I do not know of many poems which brim with such tremendous optimism. Thank God, there is no classical allusion, though some obscurity is there.. Browning the poet is praising the musician and his superiority! We are not sure whether it is Browning speaking or Abt Vogler, the character. The superiority of the musician  is because of his direct communion  with God- God whispers in his very ears! We who are students of Tyagaraja know how true it is! For Tyagaraja  says that  Rama   directly imparted him Kirtanas that both confer benefits of this world and liberation-  bhukti mukti galgu nani kirtamu bodhinche vadu ! ( Kirtana implies both Sahitya and the melody, so we take it that he got both from Rama!)

But then, poets too can claim such direct communion and vision. Even if Valmiki and Kalidasa are dismissed as legendary,  we have Arunagrinatha and   many  other saint-singers of medieval India who were inspired to great poetry by divine intervention. In recent times, we have both Tyagaraja and Muthuswamy Dikshitar who were inspired thus. And the last two were both musicians and poets.
But we can surely agree that music is more innately divine than even poetry, for it can rise beyond words, or even dispense with words, though the blend of melody and meaning is also sublime! Let us not forget, in India till recently poetry was sung! 55 years ago that is how we were taught in schools. And each type of Tamil verse ( Venba, viruttam, etc) was set to a distinct melody and rhythm! Dr. U. V. Swaminatha Iyer has written about it. I have heard Aiyamperumal Konar, the Tamil scholar, recite Kamba Ramayana in melodious tunes. Of course, our Kirtana performers still recite the slokas from Ramayana, Bhagavatam  etc in specific tunes. They are not just read. It is clear that the melody enhances the effect of the words, their emotional impact called Bhava.

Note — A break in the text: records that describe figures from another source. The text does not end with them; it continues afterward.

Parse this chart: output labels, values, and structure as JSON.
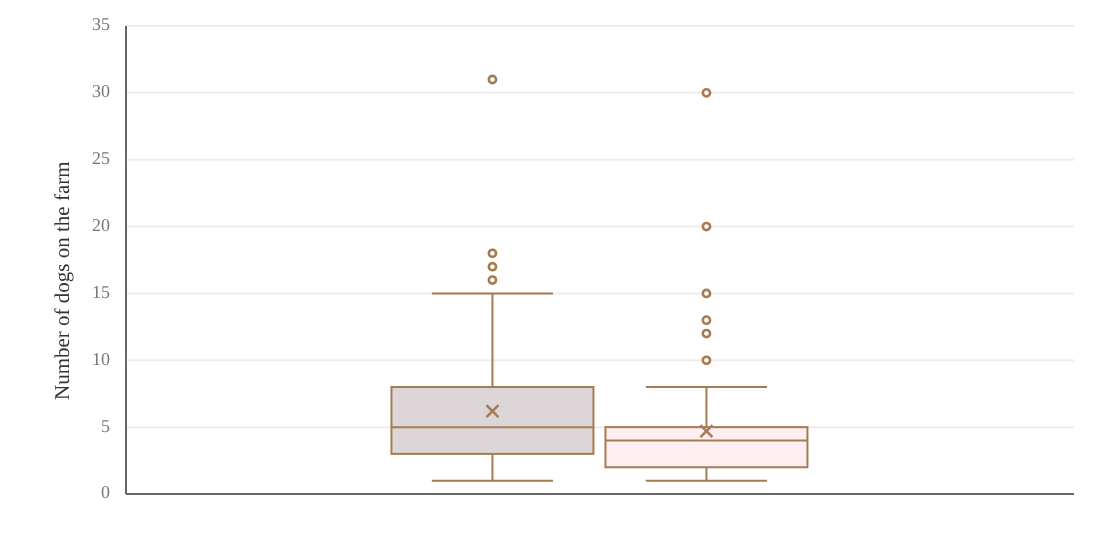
{
  "chart_data": {
    "type": "box",
    "ylabel": "Number of dogs on the farm",
    "categories": [
      null
    ],
    "series": [
      {
        "color": "#dcd6d8",
        "boxes": [
          {
            "low": 1,
            "q1": 3,
            "median": 5,
            "q3": 8,
            "high": 15,
            "mean": 6.2,
            "outliers": [
              16,
              17,
              18,
              31
            ]
          }
        ]
      },
      {
        "color": "#fdeef2",
        "boxes": [
          {
            "low": 1,
            "q1": 2,
            "median": 4,
            "q3": 5,
            "high": 8,
            "mean": 4.7,
            "outliers": [
              10,
              12,
              13,
              15,
              20,
              30
            ]
          }
        ]
      }
    ],
    "ylim": [
      0,
      35
    ],
    "yticks": [
      0,
      5,
      10,
      15,
      20,
      25,
      30,
      35
    ],
    "grid": "y",
    "legend": false
  }
}
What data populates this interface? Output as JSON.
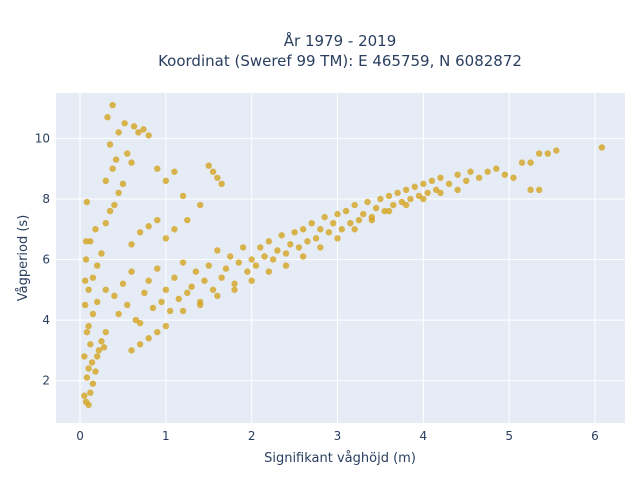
{
  "chart_data": {
    "type": "scatter",
    "title": "År 1979 - 2019",
    "subtitle": "Koordinat (Sweref 99 TM): E 465759, N 6082872",
    "xlabel": "Signifikant våghöjd (m)",
    "ylabel": "Vågperiod (s)",
    "xlim": [
      -0.28,
      6.35
    ],
    "ylim": [
      0.6,
      11.5
    ],
    "x_ticks": [
      0,
      1,
      2,
      3,
      4,
      5,
      6
    ],
    "y_ticks": [
      2,
      4,
      6,
      8,
      10
    ],
    "grid": true,
    "legend": "none",
    "marker_color": "#d4a421",
    "marker_opacity": 0.8,
    "plot_background": "#e5ecf6",
    "gridline_color": "#ffffff",
    "series": [
      {
        "points": [
          [
            0.05,
            1.5
          ],
          [
            0.07,
            1.3
          ],
          [
            0.1,
            1.2
          ],
          [
            0.12,
            1.6
          ],
          [
            0.15,
            1.9
          ],
          [
            0.08,
            2.1
          ],
          [
            0.1,
            2.4
          ],
          [
            0.14,
            2.6
          ],
          [
            0.18,
            2.3
          ],
          [
            0.2,
            2.8
          ],
          [
            0.22,
            3.0
          ],
          [
            0.25,
            3.3
          ],
          [
            0.28,
            3.1
          ],
          [
            0.3,
            3.6
          ],
          [
            0.12,
            3.2
          ],
          [
            0.1,
            3.8
          ],
          [
            0.15,
            4.2
          ],
          [
            0.2,
            4.6
          ],
          [
            0.1,
            5.0
          ],
          [
            0.15,
            5.4
          ],
          [
            0.2,
            5.8
          ],
          [
            0.25,
            6.2
          ],
          [
            0.12,
            6.6
          ],
          [
            0.18,
            7.0
          ],
          [
            0.3,
            7.2
          ],
          [
            0.35,
            7.6
          ],
          [
            0.4,
            7.8
          ],
          [
            0.45,
            8.2
          ],
          [
            0.5,
            8.5
          ],
          [
            0.3,
            8.6
          ],
          [
            0.38,
            9.0
          ],
          [
            0.42,
            9.3
          ],
          [
            0.55,
            9.5
          ],
          [
            0.6,
            9.2
          ],
          [
            0.35,
            9.8
          ],
          [
            0.45,
            10.2
          ],
          [
            0.38,
            11.1
          ],
          [
            0.32,
            10.7
          ],
          [
            0.52,
            10.5
          ],
          [
            0.63,
            10.4
          ],
          [
            0.68,
            10.2
          ],
          [
            0.74,
            10.3
          ],
          [
            0.8,
            10.1
          ],
          [
            0.9,
            9.0
          ],
          [
            1.0,
            8.6
          ],
          [
            1.1,
            8.9
          ],
          [
            1.2,
            8.1
          ],
          [
            1.25,
            7.3
          ],
          [
            1.4,
            7.8
          ],
          [
            1.5,
            9.1
          ],
          [
            1.6,
            8.7
          ],
          [
            1.65,
            8.5
          ],
          [
            1.55,
            8.9
          ],
          [
            0.3,
            5.0
          ],
          [
            0.4,
            4.8
          ],
          [
            0.45,
            4.2
          ],
          [
            0.5,
            5.2
          ],
          [
            0.55,
            4.5
          ],
          [
            0.6,
            5.6
          ],
          [
            0.65,
            4.0
          ],
          [
            0.7,
            3.9
          ],
          [
            0.75,
            4.9
          ],
          [
            0.8,
            5.3
          ],
          [
            0.85,
            4.4
          ],
          [
            0.9,
            5.7
          ],
          [
            0.95,
            4.6
          ],
          [
            1.0,
            5.0
          ],
          [
            1.05,
            4.3
          ],
          [
            1.1,
            5.4
          ],
          [
            1.15,
            4.7
          ],
          [
            1.2,
            5.9
          ],
          [
            1.25,
            4.9
          ],
          [
            1.3,
            5.1
          ],
          [
            1.35,
            5.6
          ],
          [
            1.4,
            4.6
          ],
          [
            1.45,
            5.3
          ],
          [
            1.5,
            5.8
          ],
          [
            1.55,
            5.0
          ],
          [
            1.6,
            6.3
          ],
          [
            1.65,
            5.4
          ],
          [
            1.7,
            5.7
          ],
          [
            1.75,
            6.1
          ],
          [
            1.8,
            5.2
          ],
          [
            1.85,
            5.9
          ],
          [
            1.9,
            6.4
          ],
          [
            1.95,
            5.6
          ],
          [
            2.0,
            6.0
          ],
          [
            2.05,
            5.8
          ],
          [
            2.1,
            6.4
          ],
          [
            2.15,
            6.1
          ],
          [
            2.2,
            6.6
          ],
          [
            2.25,
            6.0
          ],
          [
            2.3,
            6.3
          ],
          [
            2.35,
            6.8
          ],
          [
            2.4,
            6.2
          ],
          [
            2.45,
            6.5
          ],
          [
            2.5,
            6.9
          ],
          [
            2.55,
            6.4
          ],
          [
            2.6,
            7.0
          ],
          [
            2.65,
            6.6
          ],
          [
            2.7,
            7.2
          ],
          [
            2.75,
            6.7
          ],
          [
            2.8,
            7.0
          ],
          [
            2.85,
            7.4
          ],
          [
            2.9,
            6.9
          ],
          [
            2.95,
            7.2
          ],
          [
            3.0,
            7.5
          ],
          [
            3.05,
            7.0
          ],
          [
            3.1,
            7.6
          ],
          [
            3.15,
            7.2
          ],
          [
            3.2,
            7.8
          ],
          [
            3.25,
            7.3
          ],
          [
            3.3,
            7.5
          ],
          [
            3.35,
            7.9
          ],
          [
            3.4,
            7.4
          ],
          [
            3.45,
            7.7
          ],
          [
            3.5,
            8.0
          ],
          [
            3.55,
            7.6
          ],
          [
            3.6,
            8.1
          ],
          [
            3.65,
            7.8
          ],
          [
            3.7,
            8.2
          ],
          [
            3.75,
            7.9
          ],
          [
            3.8,
            8.3
          ],
          [
            3.85,
            8.0
          ],
          [
            3.9,
            8.4
          ],
          [
            3.95,
            8.1
          ],
          [
            4.0,
            8.5
          ],
          [
            4.05,
            8.2
          ],
          [
            4.1,
            8.6
          ],
          [
            4.15,
            8.3
          ],
          [
            4.2,
            8.7
          ],
          [
            4.3,
            8.5
          ],
          [
            4.4,
            8.8
          ],
          [
            4.5,
            8.6
          ],
          [
            4.55,
            8.9
          ],
          [
            4.65,
            8.7
          ],
          [
            4.75,
            8.9
          ],
          [
            4.85,
            9.0
          ],
          [
            4.95,
            8.8
          ],
          [
            5.05,
            8.7
          ],
          [
            5.15,
            9.2
          ],
          [
            5.25,
            9.2
          ],
          [
            5.35,
            9.5
          ],
          [
            5.45,
            9.5
          ],
          [
            5.55,
            9.6
          ],
          [
            5.35,
            8.3
          ],
          [
            5.25,
            8.3
          ],
          [
            6.08,
            9.7
          ],
          [
            0.6,
            6.5
          ],
          [
            0.7,
            6.9
          ],
          [
            0.8,
            7.1
          ],
          [
            0.9,
            7.3
          ],
          [
            1.0,
            6.7
          ],
          [
            1.1,
            7.0
          ],
          [
            0.6,
            3.0
          ],
          [
            0.7,
            3.2
          ],
          [
            0.8,
            3.4
          ],
          [
            0.9,
            3.6
          ],
          [
            1.0,
            3.8
          ],
          [
            1.2,
            4.3
          ],
          [
            1.4,
            4.5
          ],
          [
            1.6,
            4.8
          ],
          [
            1.8,
            5.0
          ],
          [
            2.0,
            5.3
          ],
          [
            2.2,
            5.6
          ],
          [
            2.4,
            5.8
          ],
          [
            2.6,
            6.1
          ],
          [
            2.8,
            6.4
          ],
          [
            3.0,
            6.7
          ],
          [
            3.2,
            7.0
          ],
          [
            3.4,
            7.3
          ],
          [
            3.6,
            7.6
          ],
          [
            3.8,
            7.8
          ],
          [
            4.0,
            8.0
          ],
          [
            4.2,
            8.2
          ],
          [
            4.4,
            8.3
          ],
          [
            0.05,
            2.8
          ],
          [
            0.06,
            4.5
          ],
          [
            0.07,
            6.0
          ],
          [
            0.08,
            7.9
          ],
          [
            0.07,
            6.6
          ],
          [
            0.06,
            5.3
          ],
          [
            0.08,
            3.6
          ]
        ]
      }
    ]
  }
}
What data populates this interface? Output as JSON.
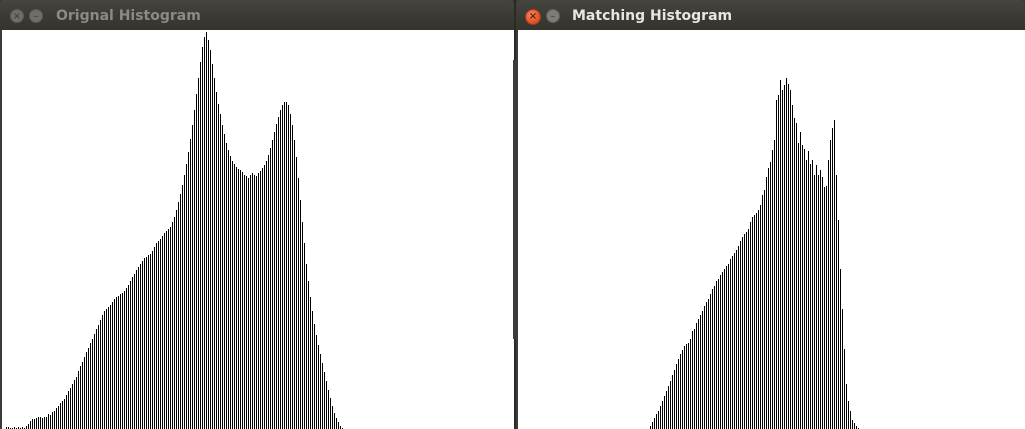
{
  "windows": {
    "left": {
      "title": "Orignal Histogram",
      "active": false,
      "histogram": {
        "type": "bar",
        "ylim": [
          0,
          400
        ],
        "values": [
          2,
          2,
          1,
          1,
          2,
          1,
          2,
          1,
          2,
          1,
          3,
          5,
          8,
          10,
          10,
          11,
          12,
          12,
          11,
          12,
          12,
          15,
          14,
          17,
          18,
          21,
          23,
          26,
          28,
          30,
          34,
          38,
          41,
          45,
          49,
          52,
          58,
          63,
          67,
          72,
          77,
          81,
          86,
          90,
          95,
          100,
          104,
          109,
          114,
          118,
          120,
          122,
          124,
          127,
          130,
          132,
          133,
          135,
          136,
          138,
          141,
          144,
          148,
          152,
          155,
          159,
          162,
          165,
          168,
          171,
          172,
          174,
          175,
          178,
          182,
          186,
          188,
          190,
          193,
          196,
          198,
          201,
          203,
          208,
          213,
          220,
          228,
          236,
          245,
          255,
          266,
          278,
          291,
          305,
          320,
          336,
          352,
          368,
          383,
          393,
          398,
          390,
          380,
          366,
          352,
          338,
          326,
          316,
          305,
          296,
          287,
          280,
          274,
          269,
          266,
          263,
          261,
          260,
          258,
          255,
          254,
          252,
          255,
          257,
          255,
          254,
          257,
          259,
          262,
          265,
          269,
          275,
          282,
          290,
          298,
          306,
          313,
          320,
          325,
          328,
          328,
          325,
          316,
          305,
          290,
          273,
          252,
          230,
          208,
          186,
          165,
          148,
          132,
          118,
          105,
          94,
          84,
          75,
          66,
          57,
          48,
          39,
          31,
          23,
          16,
          11,
          7,
          3,
          1
        ]
      }
    },
    "right": {
      "title": "Matching Histogram",
      "active": true,
      "histogram": {
        "type": "bar",
        "ylim": [
          0,
          400
        ],
        "values": [
          0,
          0,
          0,
          0,
          0,
          0,
          0,
          0,
          0,
          0,
          0,
          0,
          0,
          0,
          0,
          0,
          0,
          0,
          0,
          0,
          0,
          0,
          0,
          0,
          0,
          0,
          0,
          0,
          0,
          0,
          0,
          0,
          0,
          0,
          0,
          0,
          0,
          0,
          0,
          0,
          0,
          0,
          0,
          0,
          0,
          0,
          0,
          0,
          0,
          0,
          0,
          0,
          0,
          0,
          0,
          0,
          0,
          0,
          0,
          0,
          0,
          0,
          0,
          0,
          3,
          7,
          11,
          15,
          18,
          23,
          28,
          33,
          38,
          43,
          48,
          54,
          59,
          65,
          70,
          75,
          79,
          83,
          85,
          86,
          90,
          98,
          100,
          106,
          110,
          114,
          118,
          123,
          127,
          130,
          135,
          140,
          143,
          148,
          150,
          154,
          157,
          160,
          163,
          165,
          170,
          173,
          176,
          179,
          183,
          188,
          192,
          195,
          197,
          200,
          208,
          213,
          215,
          217,
          220,
          225,
          235,
          240,
          253,
          262,
          268,
          280,
          290,
          330,
          335,
          350,
          340,
          345,
          352,
          346,
          340,
          325,
          312,
          307,
          287,
          298,
          285,
          281,
          270,
          279,
          266,
          270,
          255,
          265,
          255,
          260,
          253,
          243,
          244,
          270,
          290,
          302,
          310,
          255,
          210,
          160,
          120,
          80,
          45,
          28,
          18,
          9,
          6,
          3,
          1,
          0,
          0,
          0,
          0,
          0,
          0,
          0,
          0,
          0,
          0,
          0,
          0,
          0,
          0,
          0,
          0,
          0,
          0,
          0,
          0,
          0,
          0,
          0,
          0,
          0,
          0,
          0,
          0,
          0,
          0,
          0,
          0,
          0,
          0,
          0,
          0,
          0,
          0,
          0,
          0,
          0,
          0,
          0,
          0,
          0,
          0,
          0,
          0,
          0,
          0,
          0,
          0,
          0,
          0,
          0,
          0,
          0,
          0,
          0,
          0,
          0,
          0,
          0,
          0,
          0,
          0,
          0,
          0,
          0,
          0,
          0,
          0,
          0,
          0,
          0,
          0,
          0,
          0,
          0,
          0,
          0,
          0,
          0,
          0,
          0,
          0,
          0,
          0,
          0,
          0,
          0,
          0,
          0,
          0,
          0,
          0,
          0,
          0,
          0,
          0
        ]
      }
    }
  },
  "icons": {
    "close": "×",
    "minimize": "–"
  },
  "colors": {
    "titlebar": "#3c3b37",
    "canvas": "#ffffff",
    "bars": "#000000",
    "close_active": "#df4b1f"
  }
}
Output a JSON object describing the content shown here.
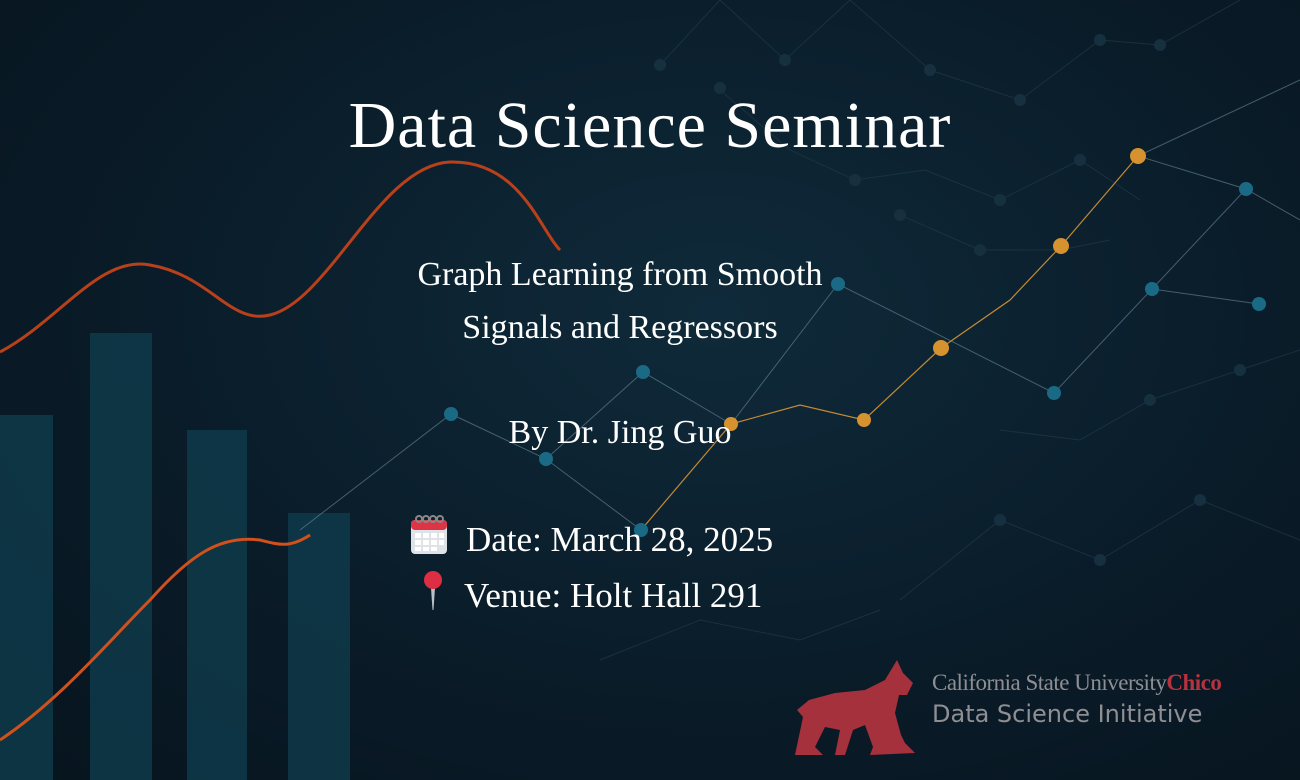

In a way,  true poetry has to take us beyond the immediate sense of the words. To some extent we already see this in idioms, where the words taken together mean more than or different from what individual words convey!

One more reflection: THERE SHALL NEVER BE ONE LOST GOOD!  This reminds us instantly of the injunction of the Gita in 6.40 that the doer of good shall never come to grief: nahi kalyanakrut kaschid durgatim gachchati ! This actually implies that the good is not lost!

Abt Vogler is typical Browning. Demands great attention and  effort.